Rather, in my opinion, that was the point at which the mania popped, at which record complacency and froth was finally shot down. The bear market bottom readings in certain indicators are indeed a sign of a bear market: a pause in the downdraft. These indicators show selling and fear and are only bullish if they revert. Case in point: in 2014 they were stuck at extreme bullish and did not revert, hence stocks continued to edge up. The question is why they were stuck at record bullish extremes, and the answer is the hidden force of the solar maximum.
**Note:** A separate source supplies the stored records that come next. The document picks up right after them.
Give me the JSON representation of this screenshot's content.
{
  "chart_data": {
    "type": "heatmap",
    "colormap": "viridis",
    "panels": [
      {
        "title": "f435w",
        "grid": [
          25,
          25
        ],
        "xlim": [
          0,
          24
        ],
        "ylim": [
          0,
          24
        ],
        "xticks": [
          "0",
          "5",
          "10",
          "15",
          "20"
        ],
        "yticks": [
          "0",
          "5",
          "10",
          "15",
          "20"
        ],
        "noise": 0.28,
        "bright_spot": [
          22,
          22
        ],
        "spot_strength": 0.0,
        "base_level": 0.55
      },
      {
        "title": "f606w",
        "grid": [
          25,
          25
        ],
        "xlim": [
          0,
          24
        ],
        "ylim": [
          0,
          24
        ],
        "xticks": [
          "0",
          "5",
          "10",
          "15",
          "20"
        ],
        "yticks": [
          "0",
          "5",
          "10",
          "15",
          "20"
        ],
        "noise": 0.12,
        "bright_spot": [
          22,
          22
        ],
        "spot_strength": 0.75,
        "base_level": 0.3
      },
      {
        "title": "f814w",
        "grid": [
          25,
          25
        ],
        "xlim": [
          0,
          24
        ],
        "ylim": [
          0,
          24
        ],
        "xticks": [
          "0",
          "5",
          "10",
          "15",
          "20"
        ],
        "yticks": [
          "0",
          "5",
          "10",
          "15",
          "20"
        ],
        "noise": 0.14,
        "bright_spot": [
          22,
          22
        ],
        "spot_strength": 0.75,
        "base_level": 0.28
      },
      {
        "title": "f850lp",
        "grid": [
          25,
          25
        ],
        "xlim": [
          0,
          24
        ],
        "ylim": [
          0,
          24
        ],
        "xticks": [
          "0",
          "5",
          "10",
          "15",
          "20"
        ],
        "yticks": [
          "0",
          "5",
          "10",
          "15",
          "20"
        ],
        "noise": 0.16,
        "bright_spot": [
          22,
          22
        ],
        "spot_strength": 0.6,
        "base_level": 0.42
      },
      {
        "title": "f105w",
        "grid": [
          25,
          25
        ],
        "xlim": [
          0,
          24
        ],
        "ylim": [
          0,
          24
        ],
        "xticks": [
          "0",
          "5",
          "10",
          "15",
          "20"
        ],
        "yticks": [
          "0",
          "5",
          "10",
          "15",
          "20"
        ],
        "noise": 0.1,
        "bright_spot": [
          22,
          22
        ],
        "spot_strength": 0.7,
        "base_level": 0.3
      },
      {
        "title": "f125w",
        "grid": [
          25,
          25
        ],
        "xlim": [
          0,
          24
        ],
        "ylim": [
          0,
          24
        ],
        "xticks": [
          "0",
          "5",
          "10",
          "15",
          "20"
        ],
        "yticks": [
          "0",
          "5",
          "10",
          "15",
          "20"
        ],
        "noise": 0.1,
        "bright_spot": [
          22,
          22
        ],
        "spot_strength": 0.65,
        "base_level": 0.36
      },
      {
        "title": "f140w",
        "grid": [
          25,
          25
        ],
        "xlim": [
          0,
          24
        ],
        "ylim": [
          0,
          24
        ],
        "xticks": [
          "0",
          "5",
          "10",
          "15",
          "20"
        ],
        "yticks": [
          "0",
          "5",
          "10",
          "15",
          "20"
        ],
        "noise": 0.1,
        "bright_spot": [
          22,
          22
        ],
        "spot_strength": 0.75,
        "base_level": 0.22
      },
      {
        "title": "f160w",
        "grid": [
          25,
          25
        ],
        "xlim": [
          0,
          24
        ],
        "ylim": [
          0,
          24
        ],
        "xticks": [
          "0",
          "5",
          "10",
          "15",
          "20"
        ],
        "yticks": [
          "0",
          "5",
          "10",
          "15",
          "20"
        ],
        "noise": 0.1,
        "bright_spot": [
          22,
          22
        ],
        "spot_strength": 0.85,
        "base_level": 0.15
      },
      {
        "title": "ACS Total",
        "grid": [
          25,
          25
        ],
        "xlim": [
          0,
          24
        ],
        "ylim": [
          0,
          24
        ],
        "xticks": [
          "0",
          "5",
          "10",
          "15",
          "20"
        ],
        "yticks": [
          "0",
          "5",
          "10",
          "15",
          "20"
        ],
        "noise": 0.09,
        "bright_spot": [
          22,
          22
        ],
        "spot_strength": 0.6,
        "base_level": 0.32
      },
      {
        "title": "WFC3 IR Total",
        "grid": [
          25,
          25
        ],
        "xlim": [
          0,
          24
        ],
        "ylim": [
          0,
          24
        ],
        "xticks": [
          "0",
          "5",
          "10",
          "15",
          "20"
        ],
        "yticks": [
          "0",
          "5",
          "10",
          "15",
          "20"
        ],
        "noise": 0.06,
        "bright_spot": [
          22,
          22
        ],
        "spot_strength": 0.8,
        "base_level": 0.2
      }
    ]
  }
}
Now we have the twin powers of waning sunspots and intense geomagnetism, which are likely to keep these indicators bearish.
There is a common misperception that the economy (i.e. recession) causes bear markets, but the data in fact shows that the stock market leads the economy.
US quarterly GDP at past major stock market peaks:
Q4 2007 4.4%
Q1 2000 6.18%
Q3 1987 6.08%
Q1 1973 11.91%
Q4 1968 9.84%
Rather it works like this: demographics and sunspot cycles bring about the major peaks and troughs. In our current case, the rise into the mid-2014 solar max caused the speculative mania in the markets, identified by extremes in valuations, sentiment, allocations and leverage. Then the wane from the solar max and associated intensification in geomagnetism have brought about the burst. That burst isn’t complete until valuations and leverage have reverted sub-mean, a process that is already fixed in demographic and solar trends right ahead.
October is the seasonal peak intensity for geomagnetism. This is the reason for a cluster of major historic drops to lows in October. We are finely poised leading into it. Stocks have made a triangle consolidation following the August drops. Gold has a weak higher low, as a tentative basing. For equities a retest of the August lows would be historically normal following such sharp drops, whether bull or bear bigger trend. But, various indicators are already at bearish extremes, i.e. contrarian bullish, so we could move further sideways or upwards before heading down again. Friday was the new moon, so we are now tipping over again into negative pressure, and this is assisted by current raging geomagnetism. FOMC and OpX this week.
My view. Stocks are in a bear since May 2015. That means no new highs and another lurch down lies ahead. Given the collective shock at the August drop in equities – despite 40+ topping indicators forming last year – another leg down to lower lows would have a major effect on the masses. If indicators can’t pull up now from their current extreme bearish readings, then that’s the recipe for another sharp break downwards in the current geomagnetic environment. Odds are this can transpire as we move into October. Invalidation would be stocks holding up through this window, gold breaking down, and equities indicators pulling away from bearish levels.